If a proposition contains no logical contradiction, then we can move on to plausibility. Logical possibility doesn't guarantee material possibility. It makes sense to require stronger evidence for a less plausible or implausible proposition than for a more plausible proposition. That's just common sense, and most people understand it in day-to-day matters. I hasten to point out that plausibility will vary among people depending on their experiences and accumulated knowledge. I might think a scientific explanation for some phenomenon is implausible, while experienced reputable scientists do not. Nevertheless, other things equal, a person ought to seek evidence to the degree that a proposition strikes him as implausible. If someone told me he's hosted extraterrestrials at his home, I would have a different reaction from the one I'd have if someone told me that a nearby store's hours are 7 a.m. to 10 p.m. If someone with a reputation as a practical joker told me about the store hours, I would probably have a third kind of reaction.

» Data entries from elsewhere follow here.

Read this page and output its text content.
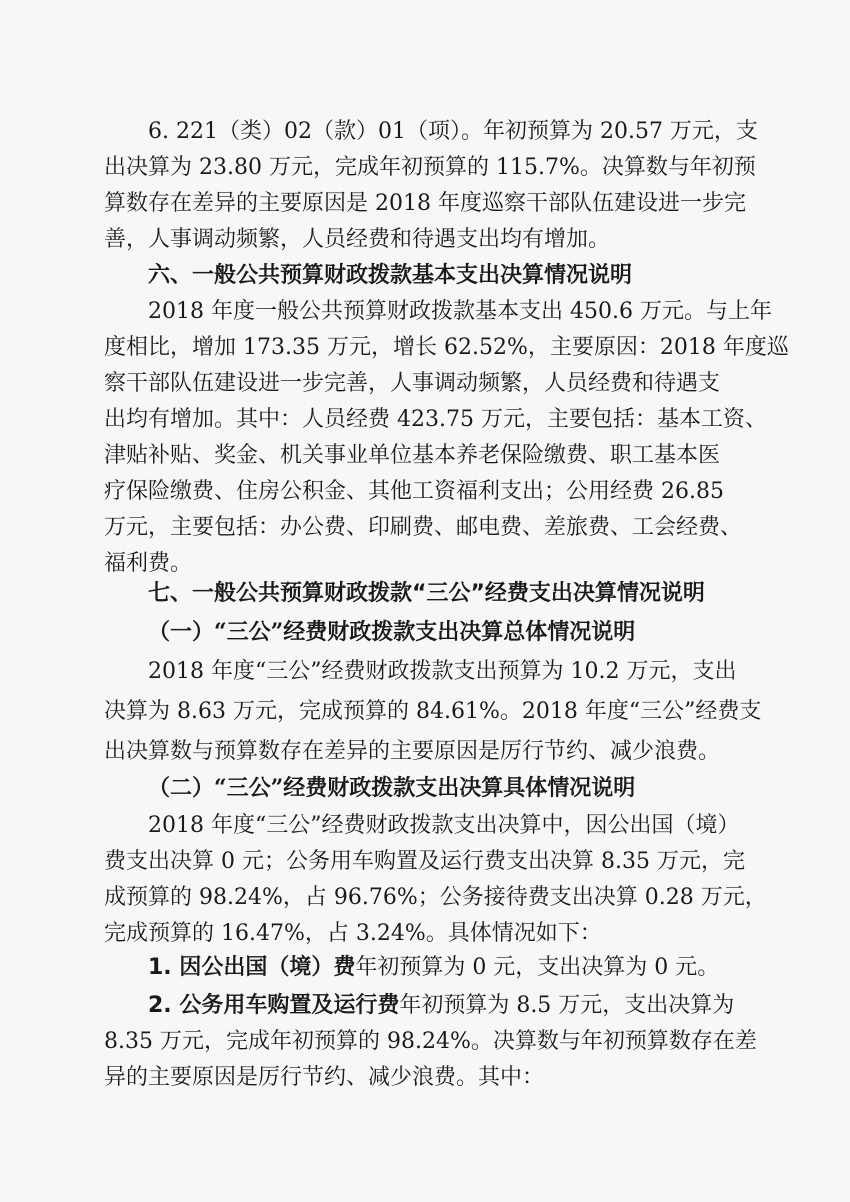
6. 221（类）02（款）01（项）。年初预算为 20.57 万元，支
出决算为 23.80 万元，完成年初预算的 115.7%。决算数与年初预
算数存在差异的主要原因是 2018 年度巡察干部队伍建设进一步完
善，人事调动频繁，人员经费和待遇支出均有增加。

六、一般公共预算财政拨款基本支出决算情况说明

2018 年度一般公共预算财政拨款基本支出 450.6 万元。与上年
度相比，增加 173.35 万元，增长 62.52%，主要原因：2018 年度巡
察干部队伍建设进一步完善，人事调动频繁，人员经费和待遇支
出均有增加。其中：人员经费 423.75 万元，主要包括：基本工资、
津贴补贴、奖金、机关事业单位基本养老保险缴费、职工基本医
疗保险缴费、住房公积金、其他工资福利支出；公用经费 26.85
万元，主要包括：办公费、印刷费、邮电费、差旅费、工会经费、
福利费。

七、一般公共预算财政拨款“三公”经费支出决算情况说明

（一）“三公”经费财政拨款支出决算总体情况说明

2018 年度“三公”经费财政拨款支出预算为 10.2 万元，支出
决算为 8.63 万元，完成预算的 84.61%。2018 年度“三公”经费支
出决算数与预算数存在差异的主要原因是厉行节约、减少浪费。

（二）“三公”经费财政拨款支出决算具体情况说明

2018 年度“三公”经费财政拨款支出决算中，因公出国（境）
费支出决算 0 元；公务用车购置及运行费支出决算 8.35 万元，完
成预算的 98.24%，占 96.76%；公务接待费支出决算 0.28 万元，
完成预算的 16.47%，占 3.24%。具体情况如下：

1. 因公出国（境）费年初预算为 0 元，支出决算为 0 元。

2. 公务用车购置及运行费年初预算为 8.5 万元，支出决算为
8.35 万元，完成年初预算的 98.24%。决算数与年初预算数存在差
异的主要原因是厉行节约、减少浪费。其中：
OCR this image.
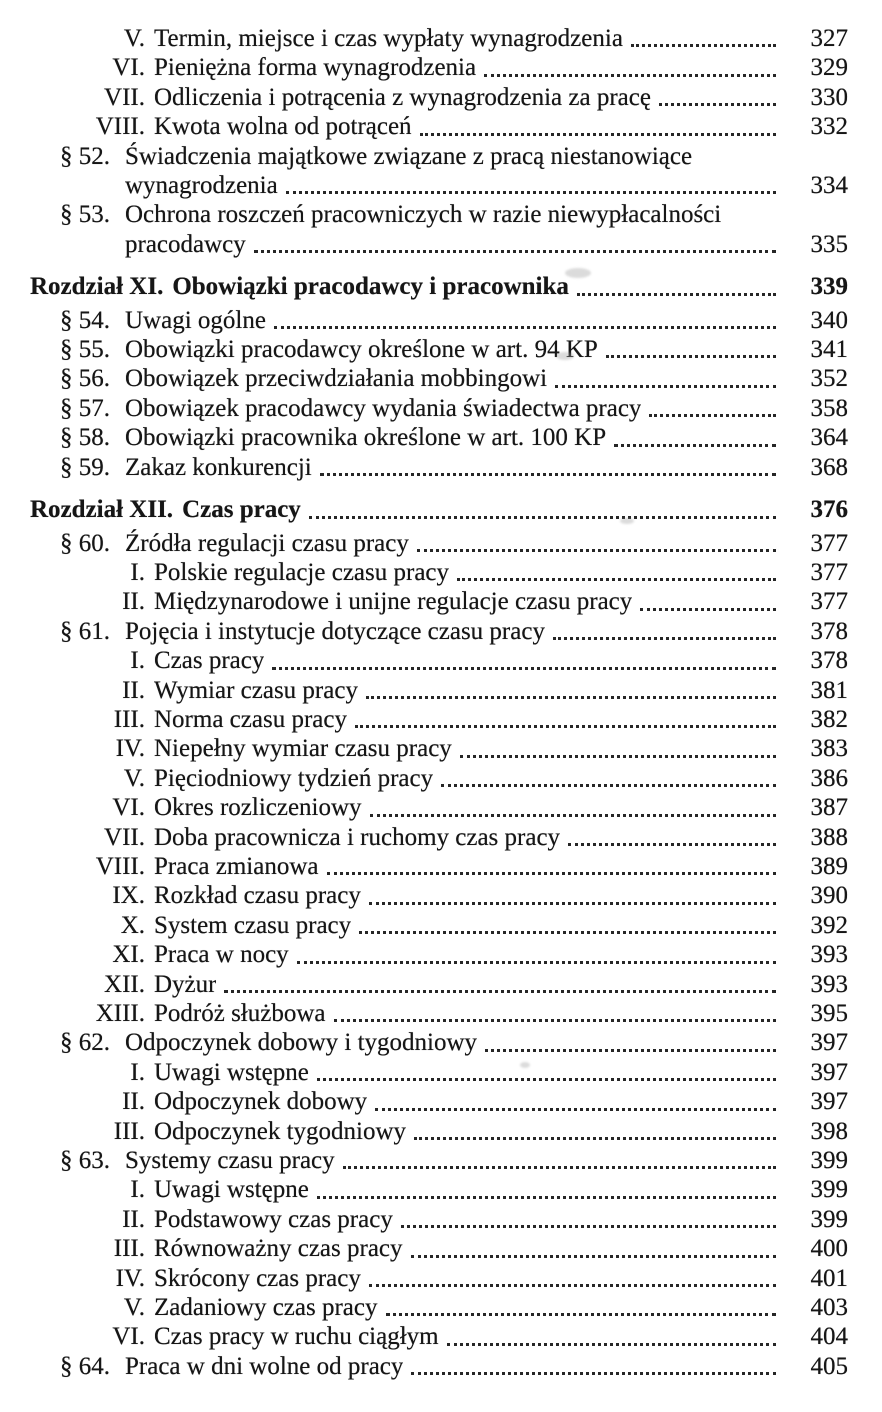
V. Termin, miejsce i czas wypłaty wynagrodzenia	327
VI. Pieniężna forma wynagrodzenia	329
VII. Odliczenia i potrącenia z wynagrodzenia za pracę	330
VIII. Kwota wolna od potrąceń	332
§ 52. Świadczenia majątkowe związane z pracą niestanowiące
wynagrodzenia	334
§ 53. Ochrona roszczeń pracowniczych w razie niewypłacalności
pracodawcy	335
Rozdział XI. Obowiązki pracodawcy i pracownika	339
§ 54. Uwagi ogólne	340
§ 55. Obowiązki pracodawcy określone w art. 94 KP	341
§ 56. Obowiązek przeciwdziałania mobbingowi	352
§ 57. Obowiązek pracodawcy wydania świadectwa pracy	358
§ 58. Obowiązki pracownika określone w art. 100 KP	364
§ 59. Zakaz konkurencji	368
Rozdział XII. Czas pracy	376
§ 60. Źródła regulacji czasu pracy	377
I. Polskie regulacje czasu pracy	377
II. Międzynarodowe i unijne regulacje czasu pracy	377
§ 61. Pojęcia i instytucje dotyczące czasu pracy	378
I. Czas pracy	378
II. Wymiar czasu pracy	381
III. Norma czasu pracy	382
IV. Niepełny wymiar czasu pracy	383
V. Pięciodniowy tydzień pracy	386
VI. Okres rozliczeniowy	387
VII. Doba pracownicza i ruchomy czas pracy	388
VIII. Praca zmianowa	389
IX. Rozkład czasu pracy	390
X. System czasu pracy	392
XI. Praca w nocy	393
XII. Dyżur	393
XIII. Podróż służbowa	395
§ 62. Odpoczynek dobowy i tygodniowy	397
I. Uwagi wstępne	397
II. Odpoczynek dobowy	397
III. Odpoczynek tygodniowy	398
§ 63. Systemy czasu pracy	399
I. Uwagi wstępne	399
II. Podstawowy czas pracy	399
III. Równoważny czas pracy	400
IV. Skrócony czas pracy	401
V. Zadaniowy czas pracy	403
VI. Czas pracy w ruchu ciągłym	404
§ 64. Praca w dni wolne od pracy	405
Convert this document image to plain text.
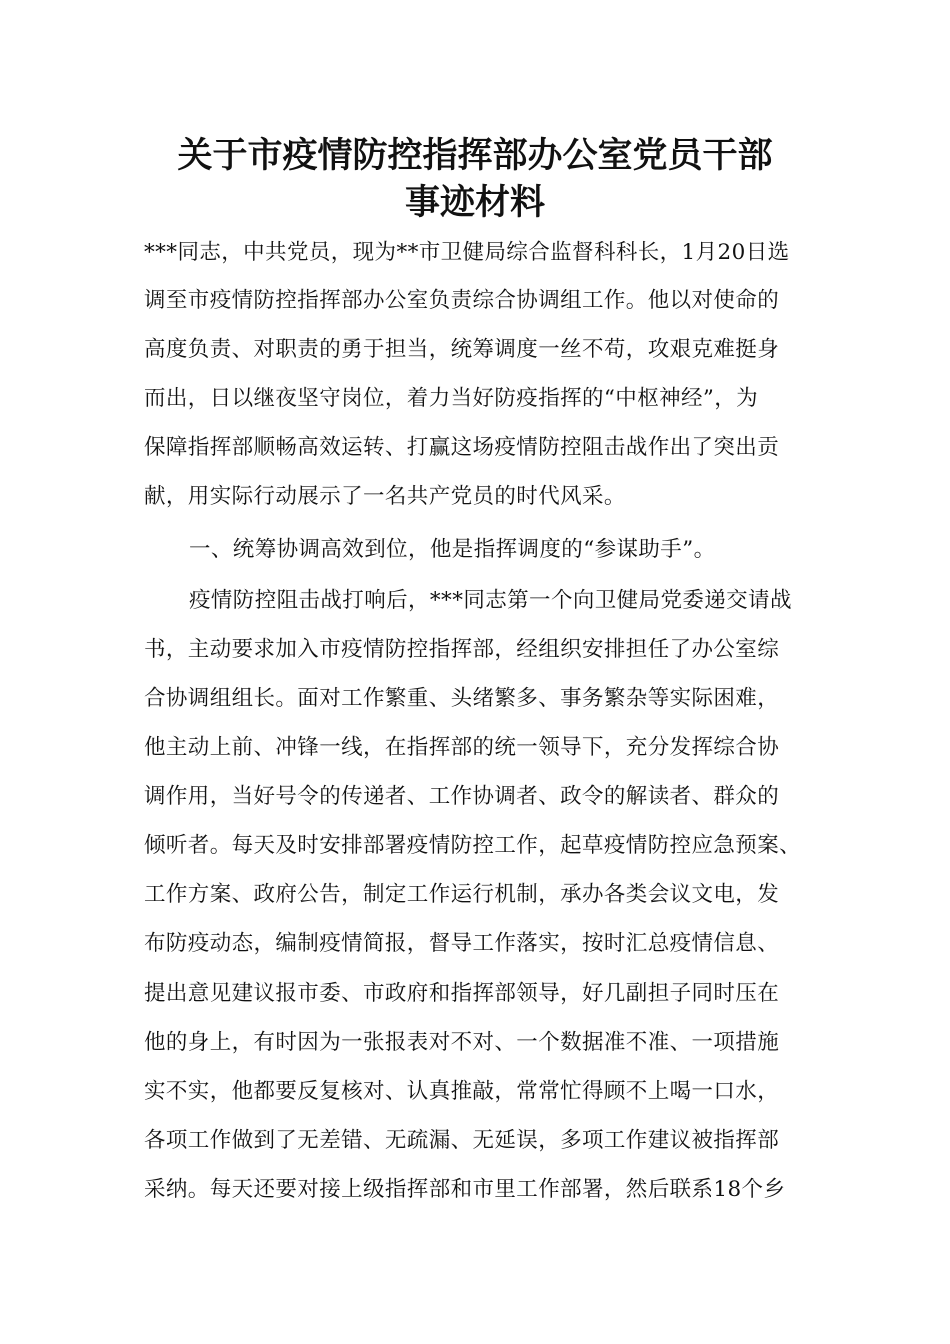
关于市疫情防控指挥部办公室党员干部
事迹材料
***同志，中共党员，现为**市卫健局综合监督科科长，1月20日选
调至市疫情防控指挥部办公室负责综合协调组工作。他以对使命的
高度负责、对职责的勇于担当，统筹调度一丝不苟，攻艰克难挺身
而出，日以继夜坚守岗位，着力当好防疫指挥的“中枢神经”，为
保障指挥部顺畅高效运转、打赢这场疫情防控阻击战作出了突出贡
献，用实际行动展示了一名共产党员的时代风采。
一、统筹协调高效到位，他是指挥调度的“参谋助手”。
疫情防控阻击战打响后，***同志第一个向卫健局党委递交请战
书，主动要求加入市疫情防控指挥部，经组织安排担任了办公室综
合协调组组长。面对工作繁重、头绪繁多、事务繁杂等实际困难，
他主动上前、冲锋一线，在指挥部的统一领导下，充分发挥综合协
调作用，当好号令的传递者、工作协调者、政令的解读者、群众的
倾听者。每天及时安排部署疫情防控工作，起草疫情防控应急预案、
工作方案、政府公告，制定工作运行机制，承办各类会议文电，发
布防疫动态，编制疫情简报，督导工作落实，按时汇总疫情信息、
提出意见建议报市委、市政府和指挥部领导，好几副担子同时压在
他的身上，有时因为一张报表对不对、一个数据准不准、一项措施
实不实，他都要反复核对、认真推敲，常常忙得顾不上喝一口水，
各项工作做到了无差错、无疏漏、无延误，多项工作建议被指挥部
采纳。每天还要对接上级指挥部和市里工作部署，然后联系18个乡
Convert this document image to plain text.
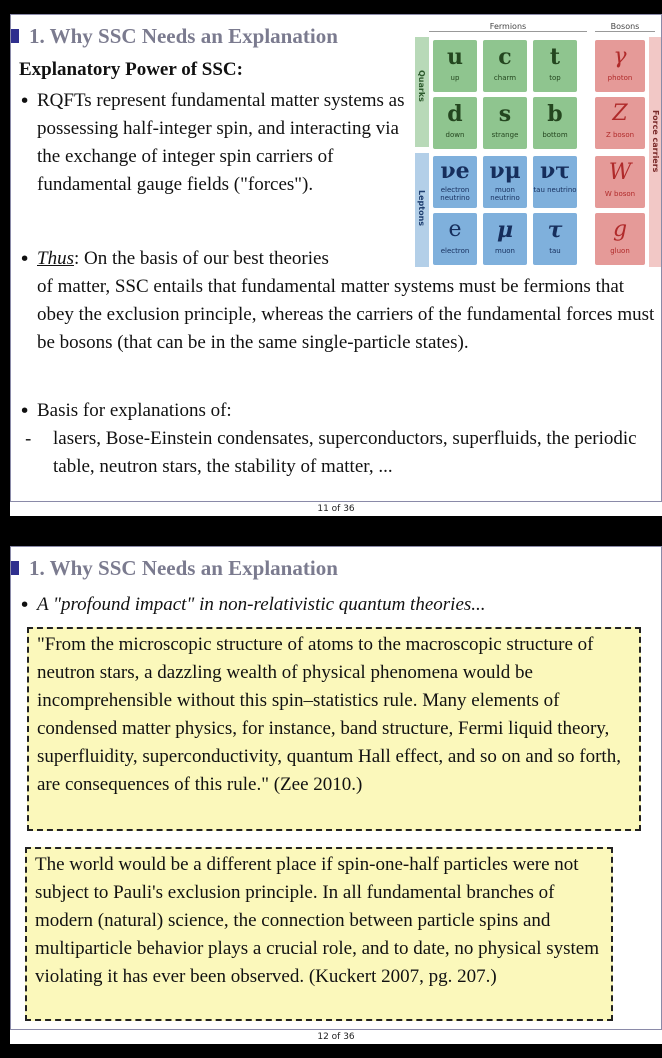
1. Why SSC Needs an Explanation
Explanatory Power of SSC:
• RQFTs represent fundamental matter systems as possessing half-integer spin, and interacting via the exchange of integer spin carriers of fundamental gauge fields ("forces").
• Thus: On the basis of our best theories
of matter, SSC entails that fundamental matter systems must be fermions that obey the exclusion principle, whereas the carriers of the fundamental forces must be bosons (that can be in the same single-particle states).
• Basis for explanations of:
-	lasers, Bose-Einstein condensates, superconductors, superfluids, the periodic table, neutron stars, the stability of matter, ...
Fermions	Bosons
Quarks
Leptons
Force carriers
u
up
c
charm
t
top
d
down
s
strange
b
bottom
νe
electron neutrino
νμ
muon neutrino
ντ
tau neutrino
e
electron
μ
muon
τ
tau
γ
photon
Z
Z boson
W
W boson
g
gluon
11 of 36
1. Why SSC Needs an Explanation
• A "profound impact" in non-relativistic quantum theories...
"From the microscopic structure of atoms to the macroscopic structure of neutron stars, a dazzling wealth of physical phenomena would be incomprehensible without this spin–statistics rule. Many elements of condensed matter physics, for instance, band structure, Fermi liquid theory, superfluidity, superconductivity, quantum Hall effect, and so on and so forth, are consequences of this rule." (Zee 2010.)
The world would be a different place if spin-one-half particles were not subject to Pauli's exclusion principle. In all fundamental branches of modern (natural) science, the connection between particle spins and multiparticle behavior plays a crucial role, and to date, no physical system violating it has ever been observed. (Kuckert 2007, pg. 207.)
12 of 36
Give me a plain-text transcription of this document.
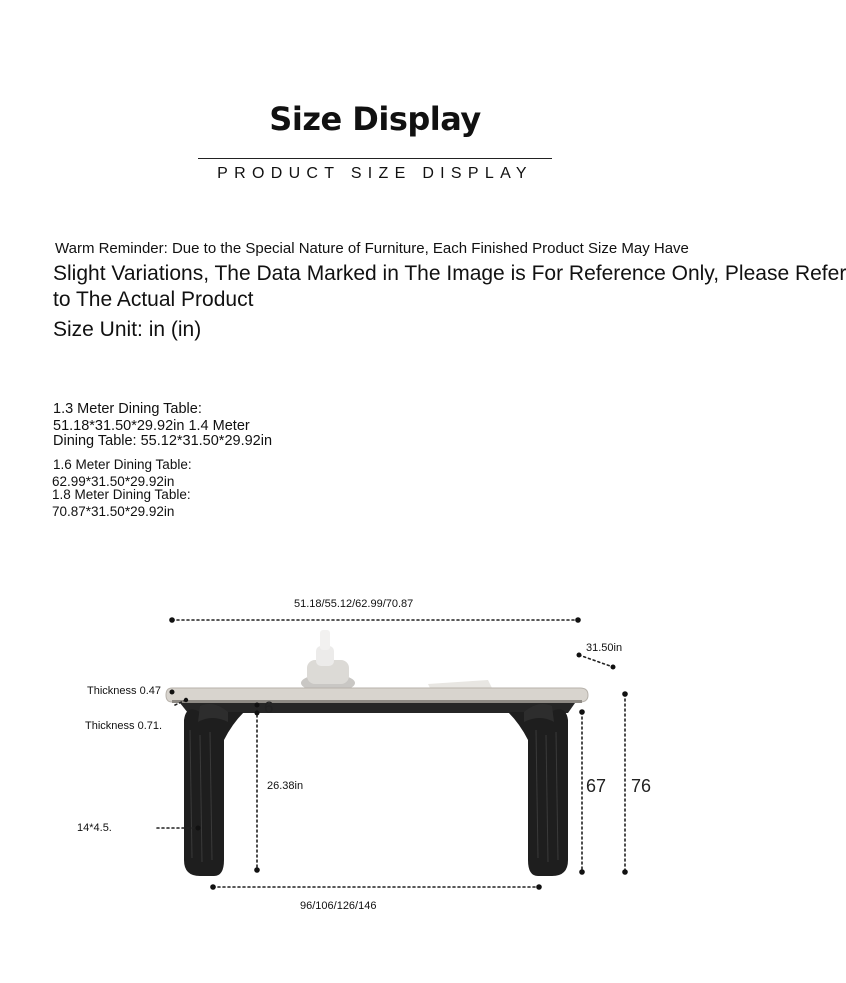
Size Display
PRODUCT SIZE DISPLAY
Warm Reminder: Due to the Special Nature of Furniture, Each Finished Product Size May Have
Slight Variations, The Data Marked in The Image is For Reference Only, Please Refer
to The Actual Product
Size Unit: in (in)
1.3 Meter Dining Table:
51.18*31.50*29.92in 1.4 Meter
Dining Table: 55.12*31.50*29.92in
1.6 Meter Dining Table:
62.99*31.50*29.92in
1.8 Meter Dining Table:
70.87*31.50*29.92in
51.18/55.12/62.99/70.87
31.50in
Thickness 0.47
Thickness 0.71.
6
26.38in
14*4.5.
67 76
96/106/126/146
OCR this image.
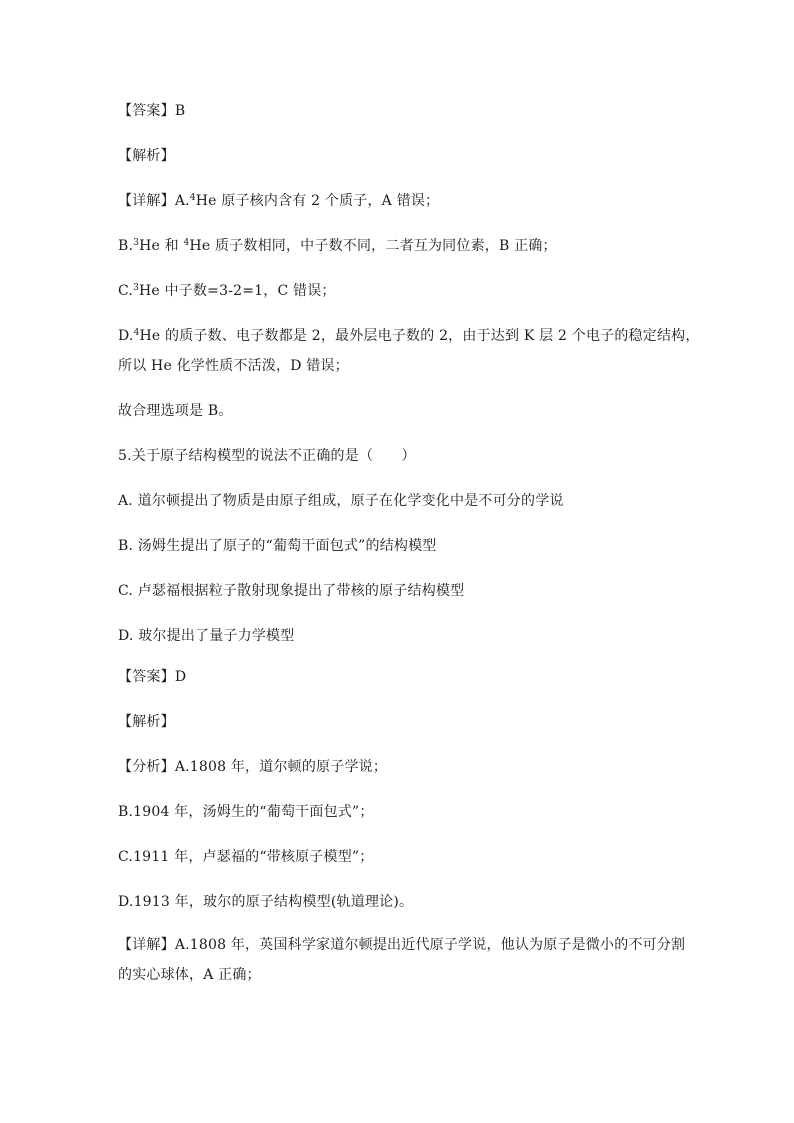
【答案】B
【解析】
【详解】A.$^4$He 原子核内含有 2 个质子，A 错误；
B.$^3$He 和 $^4$He 质子数相同，中子数不同，二者互为同位素，B 正确；
C.$^3$He 中子数=3-2=1，C 错误；
D.$^4$He 的质子数、电子数都是 2，最外层电子数的 2，由于达到 K 层 2 个电子的稳定结构，
所以 He 化学性质不活泼，D 错误；
故合理选项是 B。
5.关于原子结构模型的说法不正确的是（　　）
A. 道尔顿提出了物质是由原子组成，原子在化学变化中是不可分的学说
B. 汤姆生提出了原子的“葡萄干面包式”的结构模型
C. 卢瑟福根据粒子散射现象提出了带核的原子结构模型
D. 玻尔提出了量子力学模型
【答案】D
【解析】
【分析】A.1808 年，道尔顿的原子学说；
B.1904 年，汤姆生的“葡萄干面包式”；
C.1911 年，卢瑟福的“带核原子模型”；
D.1913 年，玻尔的原子结构模型(轨道理论)。
【详解】A.1808 年，英国科学家道尔顿提出近代原子学说，他认为原子是微小的不可分割
的实心球体，A 正确；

I said "other things equal" above, because no one has the time or expertise to verify every piece of information he uses every day. As a layman, I may find the explanation of how vaccines work implausible, but I may need to make a decision about whether to get the vaccine. Yet despite my lack of understanding, if I could reasonably decide to go with the advice from reputable doctors. Reputable belief (what Aristotle called endoxa) can count as good evidence, although it is in principle subject to rebuttal. We couldn't get buy without it.

So yeah, extraordinary (that is, highly implausible) claims require extraordinary evidence. But we can't leave the matter there. My beef with skeptical atheism (as opposed to logical atheism) is that claims about the supernatural are said to be extraordinary. They are not. Actually, they're quite ordinary, but that doesn't legitimize them.

I recently heard a skeptical atheist say that the day may come when scientists will be able to investigate the supernatural, but it just hasn't come yet. That's wrong.

Extraordinary presumably means "ordinary plus," very unusual. An extraordinary claim, then, lies on the one end of the usual-unusual spectrum. As the old newspapermen used to say, "dog bites man" ain't news; "man bites dog" is. 

My argument is that supernatural claims as such are not on the usual-unusual spectrum. So they are not extraordinary -- they are nonsense. To talk of existence beyond existence, or of causes originating from outside of reality, is to talk gibberish. To explain life by saying it was created in an indescribable way by an ineffable being external to nature is to say less than nothing

There is an unbridgeable chasm between all things natural and the supernatural. It is identical to the chasm between the logical and illogical. And we don't ask for even extraordinary evidence for the existence of contradictions. Evidence for incoherent claims is impossible, and asking for it is a sheer waste of time.

Arguing over what counts as evidence is worthwhile, but it has nothing to do with the supernatural because the concepts evidence, explanation, causeexistence, etc. apply only to nature from which they came. 

Comments

  1. I was watching this video https://www.youtube.com/watch?v=D7Sd8A6_fYU and what the presenter (Dan Saks) says at 46:27 brought to mind your blog. The whole talk is premised on a quote by some Mike Thomas "If you're arguing, you're losing". It's also related to Kaplan's _The Myth of the Rational Voter_ (in a sense, Saks argues for the myth of the Rational human, which may explain why there are few logical atheists).